In summary, under reasonable structural design and training mechanisms, the CAE model systematically satisfies the four key properties required for summary tags: Properties $\textcircled {1}$ and $\textcircled {2}$ arise from the compression process of mapping high-dimensional input to low-dimensional representations combined with nonlinear activation functions; Property $\textcircled {3}$ is achieved by introducing multiple independently trained models, thus preventing direct correlations between tags; Property $\textcircled {4}$ relies on the mathematical properties of the model’s continuous mapping and establishes structural consistency across different models through a unified parameter initialization strategy. Therefore, constructing multiple CAE models, independently trained based on the same initial parameters, is not only the core prerequisite for ensuring that summary tags possess both security and effectiveness, but also forms the theoretical foundation of the secure deduplication method proposed in this paper.

Experimental analyse

This article uses version 3.0 of the Linux kernel source code to construct the dataset for the experiment: the source code files are partitioned (using a CDC-based variable chunking algorithm), and the blocks are stored in a MySQL database. Our exposed data set consists of two tables: the $c\_chunk$ table stores all the blocks, a total of 430,165 data blocks; The relationship between data blocks and files is stored in the $c\_file$ table.

In this paper, we compare the previous schemes from the aspects of tag generation time, model training time and model occupied space. The experimental results show that the secure deduplication method designed in this paper has lower calculation costs, higher deduplication efficiency, and more uniform model distribution.
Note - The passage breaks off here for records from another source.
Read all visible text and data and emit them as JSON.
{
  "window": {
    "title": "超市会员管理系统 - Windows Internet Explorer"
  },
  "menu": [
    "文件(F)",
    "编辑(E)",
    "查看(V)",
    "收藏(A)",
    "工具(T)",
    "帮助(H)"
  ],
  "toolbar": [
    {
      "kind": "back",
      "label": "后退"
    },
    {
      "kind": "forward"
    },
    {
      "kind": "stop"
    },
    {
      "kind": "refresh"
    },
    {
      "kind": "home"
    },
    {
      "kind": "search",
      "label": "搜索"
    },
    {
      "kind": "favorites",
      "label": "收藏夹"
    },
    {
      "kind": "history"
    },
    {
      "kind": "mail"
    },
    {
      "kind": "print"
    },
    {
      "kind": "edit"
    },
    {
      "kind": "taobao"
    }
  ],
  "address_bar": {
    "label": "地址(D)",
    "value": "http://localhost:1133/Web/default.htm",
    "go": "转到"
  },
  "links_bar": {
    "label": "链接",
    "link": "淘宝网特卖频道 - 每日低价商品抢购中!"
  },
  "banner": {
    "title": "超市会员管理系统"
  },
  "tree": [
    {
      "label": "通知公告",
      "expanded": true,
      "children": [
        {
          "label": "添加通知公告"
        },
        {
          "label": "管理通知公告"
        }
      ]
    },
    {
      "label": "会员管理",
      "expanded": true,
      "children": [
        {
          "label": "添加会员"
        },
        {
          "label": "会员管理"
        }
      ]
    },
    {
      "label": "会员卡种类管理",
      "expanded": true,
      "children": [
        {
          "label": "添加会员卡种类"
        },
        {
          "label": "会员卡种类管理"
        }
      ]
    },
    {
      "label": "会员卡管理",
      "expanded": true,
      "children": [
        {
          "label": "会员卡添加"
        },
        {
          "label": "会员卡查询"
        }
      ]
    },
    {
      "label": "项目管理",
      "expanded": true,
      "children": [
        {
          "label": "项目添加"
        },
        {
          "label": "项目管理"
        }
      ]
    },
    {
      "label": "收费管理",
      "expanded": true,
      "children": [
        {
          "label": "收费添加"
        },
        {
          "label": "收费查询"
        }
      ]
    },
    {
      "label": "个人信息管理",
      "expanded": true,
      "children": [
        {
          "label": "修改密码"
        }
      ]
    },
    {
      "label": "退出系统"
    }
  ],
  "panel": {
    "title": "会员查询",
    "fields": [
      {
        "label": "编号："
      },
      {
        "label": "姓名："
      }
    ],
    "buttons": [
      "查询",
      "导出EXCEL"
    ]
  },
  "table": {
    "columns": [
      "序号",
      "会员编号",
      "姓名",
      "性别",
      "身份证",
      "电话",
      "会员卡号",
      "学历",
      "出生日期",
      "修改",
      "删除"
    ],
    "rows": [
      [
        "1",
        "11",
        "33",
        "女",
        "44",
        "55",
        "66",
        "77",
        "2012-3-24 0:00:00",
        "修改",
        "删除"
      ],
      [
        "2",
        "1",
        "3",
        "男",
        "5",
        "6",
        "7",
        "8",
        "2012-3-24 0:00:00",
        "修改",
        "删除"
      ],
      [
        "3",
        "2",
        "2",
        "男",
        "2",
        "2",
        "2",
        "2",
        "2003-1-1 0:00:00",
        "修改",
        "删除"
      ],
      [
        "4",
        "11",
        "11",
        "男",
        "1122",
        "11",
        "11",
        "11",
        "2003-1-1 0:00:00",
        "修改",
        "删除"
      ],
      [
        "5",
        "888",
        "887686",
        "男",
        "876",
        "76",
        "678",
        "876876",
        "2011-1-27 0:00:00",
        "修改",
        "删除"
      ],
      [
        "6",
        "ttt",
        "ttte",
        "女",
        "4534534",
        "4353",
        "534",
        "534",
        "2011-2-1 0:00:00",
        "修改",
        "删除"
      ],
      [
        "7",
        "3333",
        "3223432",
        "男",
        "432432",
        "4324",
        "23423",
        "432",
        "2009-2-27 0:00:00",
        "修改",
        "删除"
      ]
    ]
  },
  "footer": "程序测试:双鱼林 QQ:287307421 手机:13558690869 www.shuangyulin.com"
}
Comparison of model training time

To verify the performance advantages of the CAE model proposed in this paper in terms of training time, this section compares it with the traditional autoencoder model proposed in literature¹⁴. The models with the best training performance from both approaches were selected for comparison. The training data size was set to range from 10,000 to 100,000 data blocks, with a step size of 10,000. To improve the stability and credibility of the results, each set of experiments was repeated four times with different random seeds. The standard deviation of the training time in each case was less than 0.05, and the average value was taken as the comparison metric. The experimental results are shown in Fig. 6, which illustrate the differences in training efficiency between the two models for different data scales.

As can be seen from the figure above, the Autoencoder model generated in this paper has more advantages in terms of training time. This is because the CAE model designed in this paper adopts the convolution kernel of 4*4 matrix and sets the step size of 2, the multi-layer convolution and pooling operation is used to achieve the purpose of efficient dimensionality reduction. Therefore, the training time of the convolutional Autoencoder model designed in this paper is much less than that of the literature¹⁴.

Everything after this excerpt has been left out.